“If you take a flower in your hand and really look at it, its your world for a moment.” —Georgia O’Keeffe
Creating Cyanotypes with the subject of flowers plucked from her summer garden, Hollister's stunning yet simple works speak of urban gardens, summer, and the timeless pleasures of a fresh picked flower. The beauty of Claudia's prints are enhanced by being printed on Japanese Sekishu paper. One of the oldest handmade papers in the world, known for its silky lustrous finish.
Being an avid gardener for the last 30 years of my life, the cycle of the plants and seasons live in my soul.
Where do you dream of going?
Italy and Spain.
What artists influenced your work?
I have been influenced many artists over the past years, here are two. Painter Franz Marc for his portal of animals, influenced a series of sculpted animal porcelain tiles. Timothy McDowell for teaching me the process of creating cyanotypes from negative film. He is also a great artist.

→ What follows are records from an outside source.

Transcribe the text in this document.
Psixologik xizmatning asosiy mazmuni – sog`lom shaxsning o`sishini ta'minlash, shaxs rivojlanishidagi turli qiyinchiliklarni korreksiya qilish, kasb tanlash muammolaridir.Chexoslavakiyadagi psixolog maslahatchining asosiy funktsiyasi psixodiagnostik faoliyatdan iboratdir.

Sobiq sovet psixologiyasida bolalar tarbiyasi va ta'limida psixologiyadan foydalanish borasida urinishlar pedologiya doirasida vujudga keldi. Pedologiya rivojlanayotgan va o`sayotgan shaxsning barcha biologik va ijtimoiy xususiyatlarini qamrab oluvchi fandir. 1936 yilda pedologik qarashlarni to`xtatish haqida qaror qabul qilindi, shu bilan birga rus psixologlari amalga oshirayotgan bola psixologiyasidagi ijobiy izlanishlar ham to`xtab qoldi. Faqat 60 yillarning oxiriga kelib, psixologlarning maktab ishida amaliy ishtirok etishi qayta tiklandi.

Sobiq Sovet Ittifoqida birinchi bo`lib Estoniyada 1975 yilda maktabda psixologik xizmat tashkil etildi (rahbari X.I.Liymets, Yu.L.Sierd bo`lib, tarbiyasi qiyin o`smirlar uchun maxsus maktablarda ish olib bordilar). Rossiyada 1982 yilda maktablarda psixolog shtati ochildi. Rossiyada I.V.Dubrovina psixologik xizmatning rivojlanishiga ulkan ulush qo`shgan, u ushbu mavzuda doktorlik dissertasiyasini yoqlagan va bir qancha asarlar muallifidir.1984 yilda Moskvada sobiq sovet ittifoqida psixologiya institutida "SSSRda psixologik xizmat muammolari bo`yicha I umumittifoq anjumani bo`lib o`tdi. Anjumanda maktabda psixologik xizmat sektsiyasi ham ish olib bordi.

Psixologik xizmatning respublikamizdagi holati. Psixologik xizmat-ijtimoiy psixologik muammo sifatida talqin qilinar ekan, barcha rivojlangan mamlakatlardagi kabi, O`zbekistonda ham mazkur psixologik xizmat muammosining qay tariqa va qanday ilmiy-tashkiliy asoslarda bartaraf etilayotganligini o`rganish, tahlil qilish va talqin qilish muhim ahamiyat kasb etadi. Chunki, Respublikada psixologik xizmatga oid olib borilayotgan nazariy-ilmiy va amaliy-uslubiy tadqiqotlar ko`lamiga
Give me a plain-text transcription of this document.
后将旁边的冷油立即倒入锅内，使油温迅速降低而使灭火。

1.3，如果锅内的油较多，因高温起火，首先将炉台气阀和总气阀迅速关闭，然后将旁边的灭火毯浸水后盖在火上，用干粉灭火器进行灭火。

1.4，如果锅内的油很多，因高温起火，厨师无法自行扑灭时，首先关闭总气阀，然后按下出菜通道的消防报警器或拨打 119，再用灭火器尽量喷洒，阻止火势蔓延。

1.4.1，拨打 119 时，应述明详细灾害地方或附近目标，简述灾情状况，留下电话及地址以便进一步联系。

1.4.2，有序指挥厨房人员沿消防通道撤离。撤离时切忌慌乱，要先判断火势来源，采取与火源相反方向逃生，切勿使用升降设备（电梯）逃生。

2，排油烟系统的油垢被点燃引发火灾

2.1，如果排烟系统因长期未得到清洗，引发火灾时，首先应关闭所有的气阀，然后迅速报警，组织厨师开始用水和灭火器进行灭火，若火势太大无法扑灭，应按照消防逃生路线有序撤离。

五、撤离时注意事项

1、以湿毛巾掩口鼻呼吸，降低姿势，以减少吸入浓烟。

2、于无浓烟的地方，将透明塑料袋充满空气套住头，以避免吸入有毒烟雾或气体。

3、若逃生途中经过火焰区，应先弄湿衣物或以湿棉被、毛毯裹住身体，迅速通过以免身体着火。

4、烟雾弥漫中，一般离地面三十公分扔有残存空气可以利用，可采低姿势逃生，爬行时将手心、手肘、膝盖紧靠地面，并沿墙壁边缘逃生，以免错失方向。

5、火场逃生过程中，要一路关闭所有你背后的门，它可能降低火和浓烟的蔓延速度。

I could give a long list of artists I admire but here are a few names: Rene Lalique, Georgia O’Keeffe, Ruth Bernhard, Anna Atkins, Hilma af Klint, Imogen Cunningham, Uzo Hiramatsu, and Marilyn Joyce.
Name three things on your bucket list.
To have a solo show.
Live and work at the beach for a year.
A residency at Playa.
What was one of the best experiences of your life?
Working and collaborating with Erica James in my studio for weeks, while preparing for our show at Vashon Center for the Arts. It was challenging, invigorating, we stretched our creative imagination and had fun! I would do it again, and made a friend for life.
Claudia is known for her encaustic still life paintings focusing on the vessel, as a voluptuous sculptural form. A professional painter, sculptor, porcelain artist and designer, she previously designed for Reed & Barton Silversmiths, Orrefors Crystal and The Metropolitan Museum of Art.
Her earlier work has been shown at the Renwick Gallery, Smithsonian Museum of Art, The American Craft Museum and Cartier Jewelers. After starting her porcelain studio, she was commissioned to create large-scale site-specific installations for Children’s Hospitals, Corporations and Hotels.
Hollister began teaching encaustic painting at The Pacific Northwest College of Art in 2012. Here she developed signature techniques of painting. Intrigued with a process for printing in the sun without dangerous chemicals, she started making Cyanotype prints in 2014 as back grounds for the Encaustic Paintings.
Claudia’s current Cyanotype prints, 2021, continue to expand her interest in creating still life compositions with flowers from her garden. This series documents the cycle of seasonal blooms in a stunningly unique and captivating, format. The beauty of these prints is enhanced by being printed on Japanese Sekishu paper. One of the oldest handmade papers in the world, known for its silky lustrous finish.
Hollister is continuing to receive recognition across the US from curators, jurors and galleries for her Cyanotype prints and encaustic work.